Отец, улыбаясь, подсаживает на руках моего старшего брата Максима:
– Ну, что Максимка, видишь, мужик там, на печи?
– Вижу! – Максим тычет в мою сторону пухлым пальцем.
– МузЫк!…
Тётя Наташа смеялась:
– Вот и славно, Николай Сергеевич!
Дядя Саша, поднимая кружку, стучал ложкой для важности:
– Ну, за новорожденного, за Колю!
Я же мирно посапыла на тёплой печке, не ведая, что через несколько часов вся эта идиллия перевернётся с ног на голову.
Мой оглушительный, требовательный рёв поднял на ноги весь дом. Я голодным криком требовала есть, но молоко у мамы ещё не прибыло.
Тётя Наташа в пять утра, побежала доить свою Бурёнку. Но я, маленькая упрямица, наотрез отказалась от тёплого коровьего молока и заорала ещё громче, выражая протест.
Плевалась я и от размоченного в марле хлеба, и от сладкой водички, которую мне пытались влить.

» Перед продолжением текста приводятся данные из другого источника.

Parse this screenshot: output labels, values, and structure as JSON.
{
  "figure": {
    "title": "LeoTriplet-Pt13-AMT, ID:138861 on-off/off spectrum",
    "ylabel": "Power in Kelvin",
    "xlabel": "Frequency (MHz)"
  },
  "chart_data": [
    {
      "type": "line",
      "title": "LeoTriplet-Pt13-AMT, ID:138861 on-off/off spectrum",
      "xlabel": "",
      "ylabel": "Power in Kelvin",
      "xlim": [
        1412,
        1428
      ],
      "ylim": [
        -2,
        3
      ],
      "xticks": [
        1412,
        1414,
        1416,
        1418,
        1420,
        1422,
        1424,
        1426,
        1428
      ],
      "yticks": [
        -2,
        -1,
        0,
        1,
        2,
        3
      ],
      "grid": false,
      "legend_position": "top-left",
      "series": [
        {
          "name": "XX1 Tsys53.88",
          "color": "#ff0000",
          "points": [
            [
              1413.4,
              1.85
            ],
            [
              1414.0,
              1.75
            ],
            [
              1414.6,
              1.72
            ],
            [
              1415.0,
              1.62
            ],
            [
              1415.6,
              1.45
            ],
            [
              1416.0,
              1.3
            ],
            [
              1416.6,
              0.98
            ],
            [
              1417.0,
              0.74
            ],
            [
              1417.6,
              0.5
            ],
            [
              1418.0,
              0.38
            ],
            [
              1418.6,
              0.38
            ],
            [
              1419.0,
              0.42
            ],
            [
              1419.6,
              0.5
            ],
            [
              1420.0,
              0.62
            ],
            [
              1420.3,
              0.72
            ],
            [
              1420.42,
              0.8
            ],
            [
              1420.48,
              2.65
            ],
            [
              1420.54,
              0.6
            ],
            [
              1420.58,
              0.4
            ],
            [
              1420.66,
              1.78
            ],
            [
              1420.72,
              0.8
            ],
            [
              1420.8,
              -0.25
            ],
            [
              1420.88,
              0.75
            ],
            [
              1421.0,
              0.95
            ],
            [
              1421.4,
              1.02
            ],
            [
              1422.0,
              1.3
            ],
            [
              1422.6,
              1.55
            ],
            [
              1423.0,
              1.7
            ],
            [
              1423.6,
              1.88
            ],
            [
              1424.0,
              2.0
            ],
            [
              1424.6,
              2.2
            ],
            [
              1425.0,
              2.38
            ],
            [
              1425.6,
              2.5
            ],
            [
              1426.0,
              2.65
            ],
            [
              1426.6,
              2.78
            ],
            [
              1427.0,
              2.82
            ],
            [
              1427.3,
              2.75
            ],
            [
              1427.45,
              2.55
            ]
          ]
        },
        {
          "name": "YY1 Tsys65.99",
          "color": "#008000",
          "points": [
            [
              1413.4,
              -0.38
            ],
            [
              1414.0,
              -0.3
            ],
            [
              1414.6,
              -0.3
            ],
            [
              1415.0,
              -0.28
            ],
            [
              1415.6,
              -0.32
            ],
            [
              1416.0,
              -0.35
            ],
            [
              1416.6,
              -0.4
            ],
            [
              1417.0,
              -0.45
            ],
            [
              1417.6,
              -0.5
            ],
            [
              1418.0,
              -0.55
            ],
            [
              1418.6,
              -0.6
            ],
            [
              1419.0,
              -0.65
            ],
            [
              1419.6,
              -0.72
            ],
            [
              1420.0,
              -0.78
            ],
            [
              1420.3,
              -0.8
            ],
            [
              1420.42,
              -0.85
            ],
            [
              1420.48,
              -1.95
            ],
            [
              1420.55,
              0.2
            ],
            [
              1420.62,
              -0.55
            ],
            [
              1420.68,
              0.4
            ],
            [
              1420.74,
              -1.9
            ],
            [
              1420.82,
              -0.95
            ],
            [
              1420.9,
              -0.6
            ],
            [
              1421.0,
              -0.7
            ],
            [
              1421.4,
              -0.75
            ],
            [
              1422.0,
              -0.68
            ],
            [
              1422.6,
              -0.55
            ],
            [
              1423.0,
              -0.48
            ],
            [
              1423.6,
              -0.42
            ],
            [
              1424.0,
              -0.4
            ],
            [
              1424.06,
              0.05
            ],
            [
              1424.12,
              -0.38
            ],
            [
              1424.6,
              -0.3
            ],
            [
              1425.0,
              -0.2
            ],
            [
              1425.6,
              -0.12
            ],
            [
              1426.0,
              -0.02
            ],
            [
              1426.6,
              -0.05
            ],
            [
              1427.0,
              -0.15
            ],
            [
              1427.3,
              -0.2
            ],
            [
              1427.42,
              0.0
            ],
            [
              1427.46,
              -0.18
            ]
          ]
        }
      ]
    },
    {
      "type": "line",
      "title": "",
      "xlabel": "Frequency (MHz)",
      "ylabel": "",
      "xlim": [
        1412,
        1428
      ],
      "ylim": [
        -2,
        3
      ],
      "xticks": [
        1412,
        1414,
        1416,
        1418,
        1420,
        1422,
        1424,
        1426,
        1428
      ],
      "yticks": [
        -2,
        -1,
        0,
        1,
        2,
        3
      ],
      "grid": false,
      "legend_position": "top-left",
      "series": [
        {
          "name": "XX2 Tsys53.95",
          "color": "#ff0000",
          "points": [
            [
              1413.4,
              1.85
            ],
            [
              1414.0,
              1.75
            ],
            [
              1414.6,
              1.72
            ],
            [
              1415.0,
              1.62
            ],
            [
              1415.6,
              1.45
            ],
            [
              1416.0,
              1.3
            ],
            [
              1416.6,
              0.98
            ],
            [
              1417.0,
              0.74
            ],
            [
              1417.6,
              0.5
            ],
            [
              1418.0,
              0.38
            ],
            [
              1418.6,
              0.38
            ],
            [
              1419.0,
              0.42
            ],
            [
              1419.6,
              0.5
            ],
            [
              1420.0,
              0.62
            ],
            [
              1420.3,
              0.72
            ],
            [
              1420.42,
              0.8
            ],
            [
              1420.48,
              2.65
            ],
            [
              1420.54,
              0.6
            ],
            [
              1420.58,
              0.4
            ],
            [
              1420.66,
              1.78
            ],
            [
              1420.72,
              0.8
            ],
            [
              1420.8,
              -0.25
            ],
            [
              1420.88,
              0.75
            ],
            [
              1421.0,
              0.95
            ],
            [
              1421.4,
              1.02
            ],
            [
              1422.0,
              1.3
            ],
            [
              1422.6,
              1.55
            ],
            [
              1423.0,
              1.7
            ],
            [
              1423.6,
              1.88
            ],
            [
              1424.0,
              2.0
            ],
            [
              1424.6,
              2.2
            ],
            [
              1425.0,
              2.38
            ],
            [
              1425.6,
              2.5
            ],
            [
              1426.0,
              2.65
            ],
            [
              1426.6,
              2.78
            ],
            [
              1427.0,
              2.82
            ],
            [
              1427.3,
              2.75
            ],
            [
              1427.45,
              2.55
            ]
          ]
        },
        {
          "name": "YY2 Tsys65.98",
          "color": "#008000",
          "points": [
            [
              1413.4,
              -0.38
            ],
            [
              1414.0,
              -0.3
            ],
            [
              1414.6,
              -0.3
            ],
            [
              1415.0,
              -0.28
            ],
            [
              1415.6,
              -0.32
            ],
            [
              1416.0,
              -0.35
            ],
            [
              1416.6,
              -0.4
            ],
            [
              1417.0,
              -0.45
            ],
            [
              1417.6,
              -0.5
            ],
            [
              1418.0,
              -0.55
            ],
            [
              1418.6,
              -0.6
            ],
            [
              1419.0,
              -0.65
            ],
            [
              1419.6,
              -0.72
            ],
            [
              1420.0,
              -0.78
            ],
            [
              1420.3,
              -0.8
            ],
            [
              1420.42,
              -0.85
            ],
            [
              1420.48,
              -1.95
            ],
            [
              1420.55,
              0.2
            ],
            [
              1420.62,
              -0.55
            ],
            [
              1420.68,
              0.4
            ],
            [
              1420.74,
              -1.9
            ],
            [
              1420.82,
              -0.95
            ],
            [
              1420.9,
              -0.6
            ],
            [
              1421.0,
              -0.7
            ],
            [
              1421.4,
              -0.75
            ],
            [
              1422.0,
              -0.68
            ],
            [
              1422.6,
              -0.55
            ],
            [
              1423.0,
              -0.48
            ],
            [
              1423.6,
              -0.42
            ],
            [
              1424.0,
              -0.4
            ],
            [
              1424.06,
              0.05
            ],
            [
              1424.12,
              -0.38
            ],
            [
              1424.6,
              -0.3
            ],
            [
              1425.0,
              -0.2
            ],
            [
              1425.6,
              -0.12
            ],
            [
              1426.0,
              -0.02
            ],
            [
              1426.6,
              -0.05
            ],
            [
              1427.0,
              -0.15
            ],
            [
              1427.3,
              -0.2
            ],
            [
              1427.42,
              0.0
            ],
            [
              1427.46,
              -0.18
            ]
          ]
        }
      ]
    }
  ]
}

– Горожане, одно слово! – качала головой, но с улыбкой, тётя Наташа.
– Мои-то дети литрами это молоко пили!
Спасла положение соседка тёти Наташи, родившая всего неделю назад.
В её тугую, наполненную грудь я вцепилась с жадностью, будто голодный волчонок.
Вечером бабушка Серафима, совершая древний обряд, пошла купать меня в остывшей бане, в тёплом молоке, чтоб «не сглазили»… И вдруг замерла, склонившись надо мной:
– Батюшки светы… Да это ж девка!
– На, держи свою принцессу, – чуть насмешливо, но с добротой, протянула меня бабушка Серафима моему отцу.